The Lost Hero, by Rick Riordan

The Lost Hero (The Heroes of Olympus, Book 1), by Rick Riordan (Hyperion, middle grade, 576 pages)

Jason, Piper, and Leo were on a Wilderness School field trip to the Grand Canyon when the storm spirits attacked. Not what they had expected to happen during their time at a camp for "at-risk" kids...and nor did they expect, in the aftermath of the attack, that they would be whisked off to a very different camp--Camp Halfblood, where their godly parents (if all were to go according to plan) would claim them as their own. But since Jason can't remember a thing before the bus trip, expectations, for him at least, are pretty meaningless...

Soon Jason, Piper, and Leo find themselves embroiled in an eons old conflict between the gods and a sinister, mysterious power that is slowly awakening--a power that wants nothing more than to overthrow all the Olympian gods and usher in a new era of chaos. Each of the three kids must claim their heritage and become heroes....if they live long enough.

In this continuation of the world introduced in the Percy Jackson stories, Riordan introduces a trio of engaging characters, each of whom has a past full of secrets, some darker than others. The action is, as one expects from Riordan, brisk and monster-full, with death lurking at every turn, the plot full of details and devices, and the story compelling--it's a good read.

There is no reason to read this one before the Percy Jackson series, and it would probably be extremely confusing to do so. But reading it after all the excitement of The Lightning Thief et seq., it's hard not to feel that it's a bit flat. The premise that made those books so magical (kids of the Greek gods at war with immortal enemies) is by now well-known to the reader, and although Riordan put a lot of effort into making his three new protagonists interesting characters, and introducing interesting new monsters and other sundry mythological accouterments, and was not unsuccessful, the effort kind of showed. It just wasn't as naturally joyous as the first series (in my opinion). But, that being said, I can't wait to read book two--this first book sets the stage for what promises to be an immensely exciting story to come!

For those interested in books with non-white kids--check out the US cover up above: front and center, doing the hard work of mechanical dragon steering, is Leo, who's Hispanic. Behind him is Piper, whose father is Cherokee. The white boy, Jason, is in third place, and looks a bit out of it. He is the central character (as reflected by the UK cover at right), but Piper and Leo have large enough shares of the narrative limelight to make them main characters as well.

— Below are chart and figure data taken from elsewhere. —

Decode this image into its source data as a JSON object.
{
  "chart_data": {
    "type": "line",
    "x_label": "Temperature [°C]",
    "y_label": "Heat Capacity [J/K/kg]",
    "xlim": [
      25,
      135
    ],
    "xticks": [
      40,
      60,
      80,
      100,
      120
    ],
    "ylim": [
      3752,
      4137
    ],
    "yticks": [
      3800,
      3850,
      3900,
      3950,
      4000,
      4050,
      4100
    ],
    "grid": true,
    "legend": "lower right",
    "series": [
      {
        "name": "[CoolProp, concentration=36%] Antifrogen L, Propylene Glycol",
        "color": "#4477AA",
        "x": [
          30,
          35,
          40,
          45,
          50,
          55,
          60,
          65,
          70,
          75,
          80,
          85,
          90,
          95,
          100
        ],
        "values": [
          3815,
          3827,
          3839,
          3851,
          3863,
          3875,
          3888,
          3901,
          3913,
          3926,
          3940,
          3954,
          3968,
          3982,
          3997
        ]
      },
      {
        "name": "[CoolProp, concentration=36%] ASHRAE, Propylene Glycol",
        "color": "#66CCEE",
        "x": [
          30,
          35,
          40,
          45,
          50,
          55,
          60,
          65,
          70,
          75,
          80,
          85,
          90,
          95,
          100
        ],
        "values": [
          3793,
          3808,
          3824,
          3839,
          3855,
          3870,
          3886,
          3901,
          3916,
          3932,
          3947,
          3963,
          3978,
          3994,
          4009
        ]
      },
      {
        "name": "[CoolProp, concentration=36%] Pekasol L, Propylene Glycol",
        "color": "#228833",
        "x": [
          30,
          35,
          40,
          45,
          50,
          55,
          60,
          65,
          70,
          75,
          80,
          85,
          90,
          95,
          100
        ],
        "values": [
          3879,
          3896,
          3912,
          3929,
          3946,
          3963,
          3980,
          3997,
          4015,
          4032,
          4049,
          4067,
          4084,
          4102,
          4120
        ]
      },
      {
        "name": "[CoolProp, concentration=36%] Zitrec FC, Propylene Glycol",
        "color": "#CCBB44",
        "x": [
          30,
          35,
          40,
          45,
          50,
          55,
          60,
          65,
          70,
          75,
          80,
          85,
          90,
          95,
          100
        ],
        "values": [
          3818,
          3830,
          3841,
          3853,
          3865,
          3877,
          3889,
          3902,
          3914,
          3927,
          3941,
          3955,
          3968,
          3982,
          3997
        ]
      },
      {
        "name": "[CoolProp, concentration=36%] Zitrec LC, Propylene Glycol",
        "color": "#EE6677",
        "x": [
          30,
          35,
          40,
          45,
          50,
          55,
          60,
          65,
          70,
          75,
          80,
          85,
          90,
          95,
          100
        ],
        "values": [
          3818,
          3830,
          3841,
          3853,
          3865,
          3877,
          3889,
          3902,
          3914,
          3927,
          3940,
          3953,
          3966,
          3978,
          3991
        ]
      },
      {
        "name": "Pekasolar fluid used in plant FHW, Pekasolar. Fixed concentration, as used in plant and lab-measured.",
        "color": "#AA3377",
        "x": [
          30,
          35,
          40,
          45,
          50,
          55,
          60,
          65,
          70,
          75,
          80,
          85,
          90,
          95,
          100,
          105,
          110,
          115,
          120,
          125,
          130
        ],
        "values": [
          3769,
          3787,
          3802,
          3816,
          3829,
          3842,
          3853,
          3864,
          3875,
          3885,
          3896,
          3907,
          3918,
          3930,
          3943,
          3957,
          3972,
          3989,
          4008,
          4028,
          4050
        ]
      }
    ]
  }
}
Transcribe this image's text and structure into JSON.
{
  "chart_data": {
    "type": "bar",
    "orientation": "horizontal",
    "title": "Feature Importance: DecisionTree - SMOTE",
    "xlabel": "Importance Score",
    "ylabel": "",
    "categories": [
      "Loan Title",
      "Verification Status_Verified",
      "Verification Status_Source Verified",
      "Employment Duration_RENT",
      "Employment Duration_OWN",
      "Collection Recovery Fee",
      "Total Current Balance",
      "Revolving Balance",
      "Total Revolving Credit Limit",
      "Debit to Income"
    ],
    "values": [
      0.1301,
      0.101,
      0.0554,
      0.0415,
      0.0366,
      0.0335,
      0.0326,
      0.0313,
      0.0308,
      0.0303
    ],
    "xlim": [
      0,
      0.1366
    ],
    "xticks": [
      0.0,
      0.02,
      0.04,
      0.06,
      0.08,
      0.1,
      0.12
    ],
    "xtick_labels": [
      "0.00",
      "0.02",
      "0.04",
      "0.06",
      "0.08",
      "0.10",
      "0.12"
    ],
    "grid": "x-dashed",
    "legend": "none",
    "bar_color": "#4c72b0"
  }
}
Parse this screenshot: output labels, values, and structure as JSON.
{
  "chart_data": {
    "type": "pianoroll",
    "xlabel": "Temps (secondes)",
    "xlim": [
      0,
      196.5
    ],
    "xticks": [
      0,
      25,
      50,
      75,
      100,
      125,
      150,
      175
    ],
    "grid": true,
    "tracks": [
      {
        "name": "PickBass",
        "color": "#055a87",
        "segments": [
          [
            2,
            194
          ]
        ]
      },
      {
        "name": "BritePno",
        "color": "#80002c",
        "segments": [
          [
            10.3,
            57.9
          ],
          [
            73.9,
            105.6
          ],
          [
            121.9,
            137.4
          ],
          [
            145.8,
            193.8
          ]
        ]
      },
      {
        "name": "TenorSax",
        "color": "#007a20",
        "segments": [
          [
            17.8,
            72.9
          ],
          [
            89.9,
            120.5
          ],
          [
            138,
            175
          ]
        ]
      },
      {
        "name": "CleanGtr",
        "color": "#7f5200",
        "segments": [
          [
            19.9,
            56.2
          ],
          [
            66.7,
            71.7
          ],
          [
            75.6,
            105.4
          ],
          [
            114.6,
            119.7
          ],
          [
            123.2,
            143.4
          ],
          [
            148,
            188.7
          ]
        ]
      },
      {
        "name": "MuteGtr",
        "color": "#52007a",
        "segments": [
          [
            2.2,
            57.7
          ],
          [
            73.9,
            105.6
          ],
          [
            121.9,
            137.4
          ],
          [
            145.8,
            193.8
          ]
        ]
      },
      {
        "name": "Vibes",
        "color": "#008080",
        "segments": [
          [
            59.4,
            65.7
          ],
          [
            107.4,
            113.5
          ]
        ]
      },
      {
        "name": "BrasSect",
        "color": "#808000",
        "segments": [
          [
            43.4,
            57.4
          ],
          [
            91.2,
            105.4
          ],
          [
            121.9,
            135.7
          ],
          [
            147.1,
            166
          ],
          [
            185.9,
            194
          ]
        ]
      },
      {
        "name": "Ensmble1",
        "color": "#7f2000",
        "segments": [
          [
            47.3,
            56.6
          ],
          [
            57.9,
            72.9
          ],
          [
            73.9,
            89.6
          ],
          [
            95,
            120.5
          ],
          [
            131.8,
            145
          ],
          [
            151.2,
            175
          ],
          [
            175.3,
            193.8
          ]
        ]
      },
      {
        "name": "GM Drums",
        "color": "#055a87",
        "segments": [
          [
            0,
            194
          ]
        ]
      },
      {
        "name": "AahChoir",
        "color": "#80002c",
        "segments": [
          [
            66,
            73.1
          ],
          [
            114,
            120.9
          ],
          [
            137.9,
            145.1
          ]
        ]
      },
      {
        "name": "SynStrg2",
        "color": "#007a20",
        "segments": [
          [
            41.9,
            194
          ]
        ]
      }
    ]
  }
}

(review copy gratefully received from the publisher for Cybils consideration)


  1. I'm reading it right now, and I agree with your take on it! Nice to see the multicultural MCs, though. Oh, and did you notice Riordan adapted the new kids' ages to match the Hollywood ages required of his Percy Jackson books for the movie? (Dating age, natch.)

  2. I didn't actually notice how old they were, but I did consider, when putting Labels on my review, if I should put YA...so I must have been picking up on something!

  3. I accidentally spoiled myself for this book and now I'm not sure I want to read it at all. Since it's already spoiled I might just wait until the second one comes out and see how he deals with it. Although I'm glad I know what I do now because if I read it not knowing there is a good chance the book would have been thrown across the room with great force.

  4. ummmmm (saying no more, for fear of spoiling it for someone else!)

  5. I'm reading it now. It does seem like a bit of the same thing but I am enjoying it, perhaps because it has the 3 points of view and the characters are multicultural.

  6. Nice! I wasn't nuts about The Red Pyramid when I read it, but I'll give this one a shot to see if it's as enjoyable as the Percy books were. Glad to see Riordan keeping up with the multicultural characters too.

  7. Is it bad that I feel bad for Riordan. Both of the books he's written since Percy ended have been "good but it's not Percy Jackson". Sigh. It's so hard to live up to excellence.

    That said, both my girls loved this one almost as much as Percy and better than the Kane chronicles.

  8. I love the book , but thinking of jason as the hero is something that i don't agree with . Percy was amazing. We love him and have loved him since the first book came out. Jason just got thrown in there and you can't expect us to make him the hero now.